14 August 2005, 19:34

5 stars

bookFor a long time I avoided this series1. Don’t know why—looked odd, I guess. What an idiot.

Once I’d read the last page, I had to sit still, be quiet and consider the story for at least 15 minutes… anything else would have been just not right. It’s one of the funniest, most profound, most enjoyable series I’ve read since the ever-incredible Watchmen by Alan Moore.

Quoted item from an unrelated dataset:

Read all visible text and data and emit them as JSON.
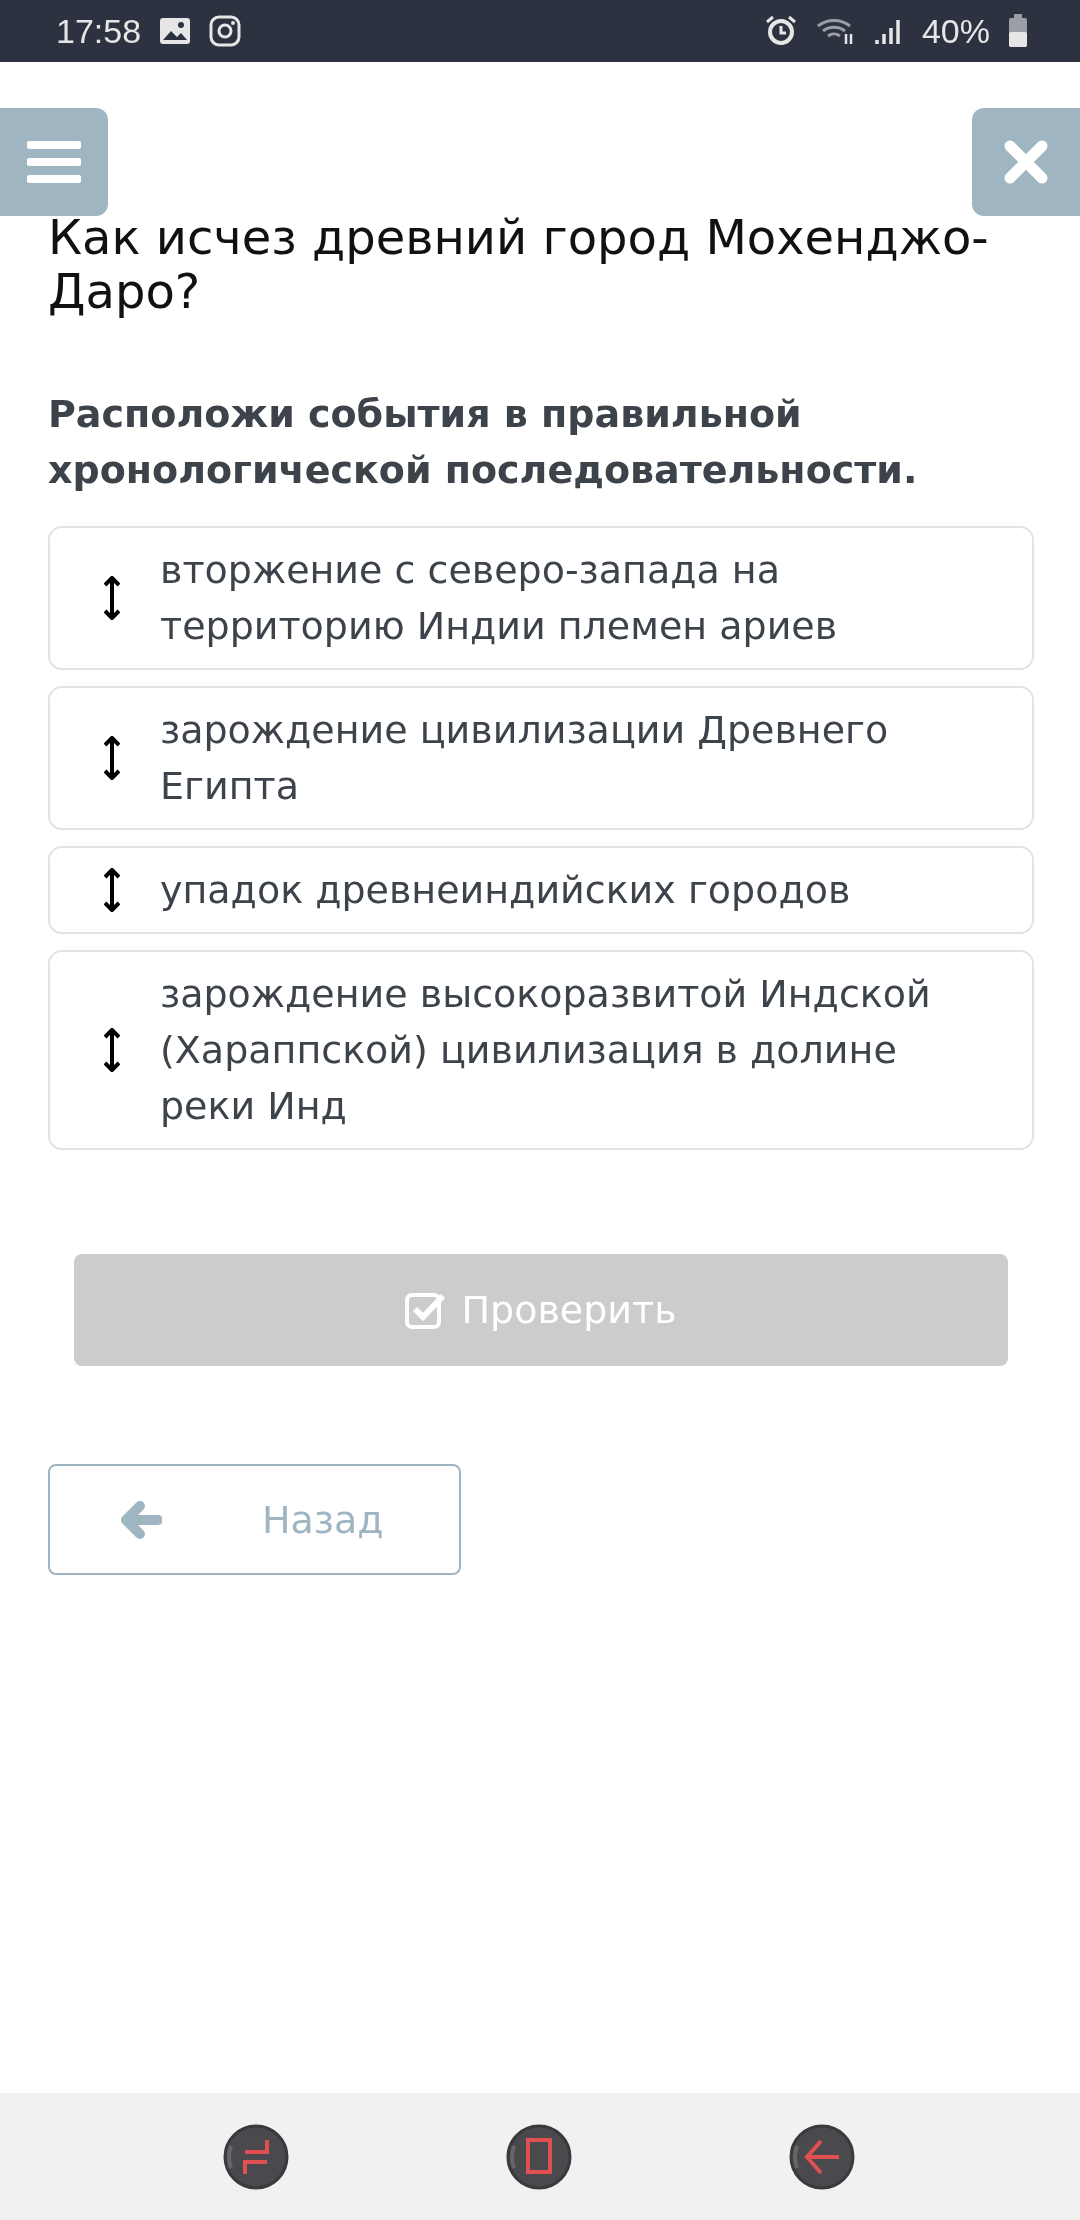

A quick overview. Jessie Custer is a small-town preacher. He’s suffering a crisis of faith when an entity named Genesis—the fruit of a union between an angel and a demon—violently merges with him, killing his entire congregation. He finds that he has Genesis’ memories and some of its power, including the Word of God… anyone who hears and understands Jessie must obey. Along with his lost love Tulip O’Hare and his new best friend, the Irish vampire Cassidy, Jessie embarks on a quest to—quite literally—find God and get some answers.

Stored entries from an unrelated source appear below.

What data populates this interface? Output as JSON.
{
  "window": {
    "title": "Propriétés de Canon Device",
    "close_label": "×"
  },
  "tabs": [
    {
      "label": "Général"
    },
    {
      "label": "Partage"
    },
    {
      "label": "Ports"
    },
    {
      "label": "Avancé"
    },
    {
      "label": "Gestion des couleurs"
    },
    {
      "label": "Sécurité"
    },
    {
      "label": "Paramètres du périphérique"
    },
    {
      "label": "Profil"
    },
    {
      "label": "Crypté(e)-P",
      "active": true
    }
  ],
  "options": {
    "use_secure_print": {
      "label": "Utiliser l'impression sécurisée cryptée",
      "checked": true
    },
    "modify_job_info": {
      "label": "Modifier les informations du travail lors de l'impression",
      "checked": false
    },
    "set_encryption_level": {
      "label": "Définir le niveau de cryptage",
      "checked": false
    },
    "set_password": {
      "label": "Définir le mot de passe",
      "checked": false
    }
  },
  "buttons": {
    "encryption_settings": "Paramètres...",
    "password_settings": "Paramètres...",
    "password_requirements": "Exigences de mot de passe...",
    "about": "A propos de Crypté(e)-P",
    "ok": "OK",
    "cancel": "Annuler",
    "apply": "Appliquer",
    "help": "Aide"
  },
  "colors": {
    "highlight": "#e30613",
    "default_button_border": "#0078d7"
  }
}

It’s odd, y’know. The content is adult—blasphemous, depraved, disgusting, black as Severin’s cloak2. But it’s also hugely character- and story-driven. The odd, broken, twisted, fucked-up characters are supplemented by believable dialogue, huge storylines, laugh-out-loud funny graphic sequences and incredible pathos. Oh, and very effective drawings by, for the most part, Steve Dillon. And fantastic covers by Glenn Fabry.

The writer is Garth Ennis, one of the “new wave” of British writers (Irish, actually), and his stories are professional, accomplished, fascinating, compelling, entertaining, violent, confronting, irreverent and just plain fun. Ennis is the one who, for me, really made the John Constantine: Hellblazer character actually work rather than just piquing my interest. Ennis is a story-teller par excellence.

Thing is, people think graphic novels are just kid’s stuff, on a par with Mickey Mouse or Looney Tunes. Preacher is nowhere near that. It has horrible depravity, explicit violence and yet interesting questions about the nature of God. There’s also a strong thread about relationships and betrayal.

Give it a go if you don’t mind having basic and accepted (in Western society) notions questioned. You’ll certainly never forget it.

1 Again, kudos to my local library system for making stacks of graphic novels available.

2 Severin, protagonist of the incredible Book of the New Sun series by Gene Wolfe, wears a cloak of fuligin, the colour blacker than black.